For many years, we have advised patients taking beta blockers that although these medications are associated with weight gain, they should not just stop the beta blocker abruptly because it may be a life-saving medication. Previous studies showed that patients who took beta blockers for reasons like heart failure and heart attacks had longer and healthier lives if they took those beta blockers. For patients who were taking the beta blocker for another reason like hypertension or migraine prevention, Dr. Marlowe would work with them to change the medication to one that was not associated with weight gain. When a patient was taking the beta-blocker for their heart, Dr. Marlowe would gently suggest the patient discuss with their cardiologist if another medication might suffice, especially if the reason for taking the medication was abnormal heart rhythms.
However, a recent study in the Journal of American Medical Association provides evidence that perhaps the recommendations to wean off the beta blockers should have been stronger. The most recent study evaluated 44,708 patients and researchers found evidence that for many patients, the beta blockers were not helpful, and for some patients the beta blockers were downright harmful. In patients who had a diagnosis of coronary artery disease or who had a heart attack more than one year ago, there was no statistically significant difference between the patients who took beta blockers and those who did not, as far as risk of stroke, heart attack, or cardiovascular death. In patients who had never had a heart attack but only had a diagnosis of coronary artery disease, the patients who were on beta blockers had a higher risk of hospitalization. Most importantly, in the patients who never had a heart attack and did not have coronary artery disease but merely had risk factors for heart disease … those patients taking beta blockers had a higher risk of stroke, heart attack, and/or cardiovascular death.

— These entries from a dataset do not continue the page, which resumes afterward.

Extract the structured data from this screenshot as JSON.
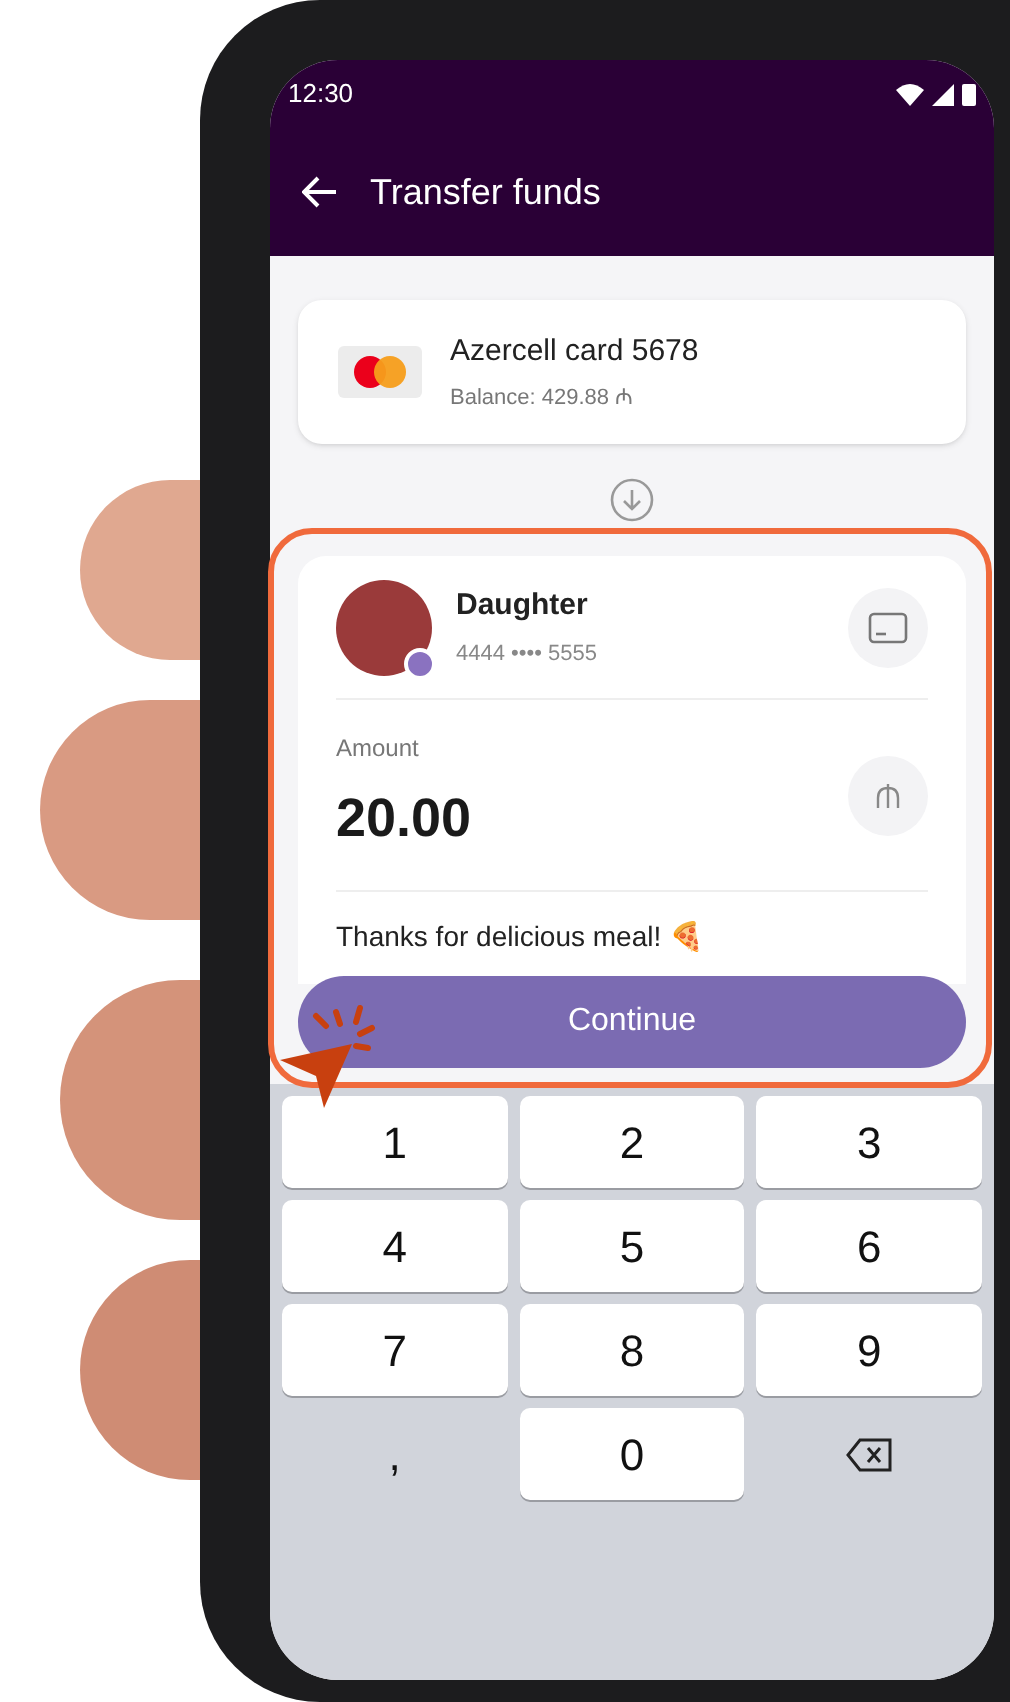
{
  "status_bar": {
    "time": "12:30"
  },
  "header": {
    "title": "Transfer funds"
  },
  "source_card": {
    "name": "Azercell card 5678",
    "balance": "Balance: 429.88 ₼"
  },
  "recipient": {
    "name": "Daughter",
    "card_number": "4444 •••• 5555"
  },
  "amount": {
    "label": "Amount",
    "value": "20.00"
  },
  "note": "Thanks for delicious meal! 🍕",
  "continue_button": "Continue",
  "keypad": [
    {
      "kind": "digit",
      "label": "1"
    },
    {
      "kind": "digit",
      "label": "2"
    },
    {
      "kind": "digit",
      "label": "3"
    },
    {
      "kind": "digit",
      "label": "4"
    },
    {
      "kind": "digit",
      "label": "5"
    },
    {
      "kind": "digit",
      "label": "6"
    },
    {
      "kind": "digit",
      "label": "7"
    },
    {
      "kind": "digit",
      "label": "8"
    },
    {
      "kind": "digit",
      "label": "9"
    },
    {
      "kind": "symbol",
      "label": ","
    },
    {
      "kind": "digit",
      "label": "0"
    },
    {
      "kind": "backspace"
    }
  ]
}
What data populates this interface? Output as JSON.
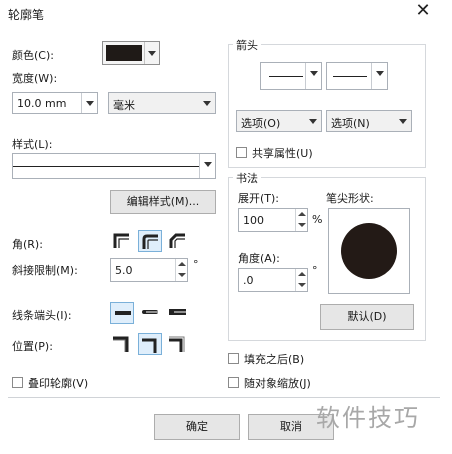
{
  "window": {
    "title": "轮廓笔",
    "close_glyph": "✕"
  },
  "left": {
    "color_label": "颜色(C):",
    "color_swatch": "#1f1a17",
    "width_label": "宽度(W):",
    "width_value": "10.0 mm",
    "unit_value": "毫米",
    "style_label": "样式(L):",
    "edit_style_button": "编辑样式(M)...",
    "corner_label": "角(R):",
    "miter_label": "斜接限制(M):",
    "miter_value": "5.0",
    "miter_unit": "°",
    "linecap_label": "线条端头(I):",
    "position_label": "位置(P):",
    "overprint_label": "叠印轮廓(V)"
  },
  "arrows": {
    "group_label": "箭头",
    "option_left": "选项(O)",
    "option_right": "选项(N)",
    "share_label": "共享属性(U)"
  },
  "calligraphy": {
    "group_label": "书法",
    "stretch_label": "展开(T):",
    "stretch_value": "100",
    "stretch_unit": "%",
    "nib_label": "笔尖形状:",
    "angle_label": "角度(A):",
    "angle_value": ".0",
    "angle_unit": "°",
    "default_button": "默认(D)"
  },
  "options": {
    "behind_fill_label": "填充之后(B)",
    "scale_label": "随对象缩放(J)"
  },
  "footer": {
    "ok_button": "确定",
    "cancel_button": "取消"
  },
  "watermark": "软件技巧",
  "colors": {
    "accent_select": "#dfeefb",
    "nib": "#231a16"
  }
}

Now, Dr. Marlowe has always strongly advised patients not to stop their beta blockers on their own without the guidance of a physician. If you are reading this article and think it is a good idea to immediately stop your beta blocker medication, you are terribly wrong. Don’t do it. Many patients who simply stop a beta blocker have “rebound” hypertension and can have dangerously high blood pressures.
For patients who have had a heart attack, within the year that they have had the heart attack, those taking the beta blockers did have statistically significantly improved outcomes. So, the medications are still a valuable consideration. We suspect that many discussions with patients and cardiologists will result in the conclusion that the benefits of the beta blockers outweigh the risks. However, there will be many cases where the risks of stroke, heart attack, and death will need to be weighed against the benefits of the medication and the decision will be made to discontinue the beta blocker.
Dr. Marlowe has for many years successfully helped patients transition off their beta blockers to other medications and will continue to help patients weigh their risks and benefits in making the best decision.